The POSIX (X/Open) specification appears to support this; the "Target Rules"
section (2018 edition) applies where prerequisites are specified (as distinct
from "Inference Rules", which have only a single target and no prerequisites).
 And the "Internal Macros" section specifies the macros that can be used in
both target and inference rules, and clarifies "prerequisite".  It specifies
evaluation of $@ and $? for target rules, and $% for target rules when the
target is an archive library member.  $* is required to be evaluated for
inference rules, but evaluation is not prohibited for target rules.  $< is
specified for inference rules only.  There is nothing in the clarification of
"prerequisite" or elsewhere in the specification that excludes evaluation of
those internal macros in prerequisites in target rules.  For that matter,
there's only common sense (nothing explicit in the spec.) that precludes
evaluation in the target portion of a target rule (likewise, $? would make no
sense in a prerequisite).

The standard could be clearer on evaluation in prerequisites, as there is a
definite, well-documented (e.g. the previously-mentioned O'Reilly book by
Talbott and Oram) difference in historical (and, obviously, present)
implementations.  There's no mention in the standard's APPLICATION USAGE or
RATIONALE sections.

There's yet another variant with two dollar signs (which is mentioned in a
note in the POSIX X/Open spec.) that is specifically not included.

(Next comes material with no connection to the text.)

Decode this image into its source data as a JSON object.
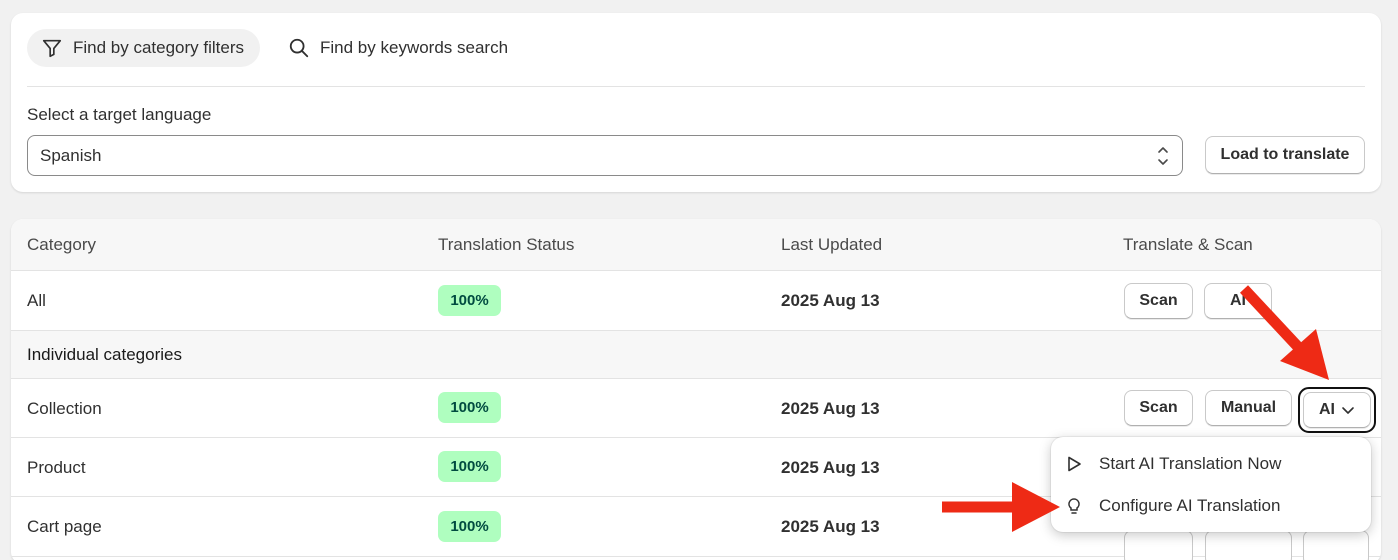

> Is it really the case that you define the COMMAND to run SCCS get operations
as PREREQUISITES to the special target?
>
> That's.... horrible and disgusting.

I'm guessing that you may have indeed found an error in the specification, but
I'm not certain of that.

Many "special" targets have horrible and disgusting syntax (which often causes
portability issues).  For example, NetBSD make (a.k.a. bmake) has a "special"
target for specifying the shell to use for recipes:


     .SHELL   Sets the shell that bmake will use to execute commands.  The
              sources are a set of field=value pairs.

              name        This is the minimal specification, used to select
                          one of the built-in shell specs; sh, ksh, and csh.

              path        Specifies the path to the shell.

[...]
              Example:

              .SHELL: name=ksh path=/bin/ksh hasErrCtl=true \
                      check="set -e" ignore="set +e" \
                      echo="set -v" quiet="set +v" filter="set +v" \
                      echoFlag=v errFlag=e newline="'\n'"


That looks like a target with a bunch of very peculiar prerequisites; it can
cause trouble for other make variants if it's the first (default) target, and
some other make variants (particularly dmake) complain about the syntax.